Пелевин продолжает напоминать, что свет во тьме светит и тьма не объемлет его. Для победы над нынешним страхом, отчаянием и неверием в какое бы то ни было будущее нужен именно его радикализм, хотя на деле это лишь обычная готовность назвать вещи своими именами
Лучшими романами Пелевина мне представляются Generation с его атмосферой ужаса и тайны, несмотря на весь комизм, «Жизнь насекомых», где нежность и брезгливость достигают предела, и «Числа», где подробно и серьезно исследован феномен постсоветского оккультизма, языческих верований при отсутствии любых иных идей.
Все, что было после «Чисел», включая чрезвычайно талантливую «Священную книгу оборотня», не то что хуже, а холоднее и механистичнее — но это объясняется, конечно, не износом творческих способностей, которых Пелевину хватило бы на много воплощений, а невозможностью вписать в нынешнее время сколько-нибудь живого и обаятельного героя. Приходится делать его либо из лисы, либо из персонажа вымышленного сериала, либо из вампира.
Что говорить, пелевинские насекомые или Затворник с Шестипалым были в сто раз живее всех его нынешних персонажей, включая даже очаровательного Семена Левитана из «Операции Burning Bush». Пелевин по-прежнему остроумнее всей российской прозы, вместе взятой, и персонажи вроде полковника Добросвета с идеальной точностью воплощают дух нынешней российской государственности с ее сочетанием опричнины, фарисейства, язычества и гедонизма (тут Пелевин куда точнее и язвительнее, чем Сорокин в «Дне опричника», поскольку Сорокин этой эстетикой все-таки любуется, а Пелевина от нее несказанно воротит). Но и бесчеловечность его нынешних текстов говорит многое и о многом — она сама по себе утешительнее любых слюней и соплей.
Пелевин вообще очень утешительный прозаик.
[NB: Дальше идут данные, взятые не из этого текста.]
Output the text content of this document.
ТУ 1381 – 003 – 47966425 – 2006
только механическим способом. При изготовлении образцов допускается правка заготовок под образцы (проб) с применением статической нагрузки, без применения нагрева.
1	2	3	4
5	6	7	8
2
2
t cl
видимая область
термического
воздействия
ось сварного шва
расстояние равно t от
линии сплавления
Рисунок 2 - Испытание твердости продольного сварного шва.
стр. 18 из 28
Он, по-ахматовски говоря, прикасается к самой черной язве, возвращает читателю уверенность, что это не мы, а мир сошел с ума, победительными остротами и точными обобщениями побеждает всю эту довольно тухлую, прямо говоря, реальность и всегда напоминает о существовании другой — той, которая шелестом в ивах говорила с Вавиленом в Generation. Пелевин продолжает напоминать, что свет во тьме светит и тьма не объемлет его. Для победы над нынешним страхом, отчаянием и неверием в какое бы то ни было будущее нужен именно его радикализм, хотя на деле это лишь обычная готовность назвать вещи своими именами, и его здоровый и ясный гуманизм, воспитанный журналами «Пионер» и «Техника — молодежи».
Так что пятьдесят лет Пелевину — это очень оптимистично. Впереди еще много всего, в том числе и жизни, которая удивительно щедра на чудесное.
Новый роман Пелевина обещан на весну.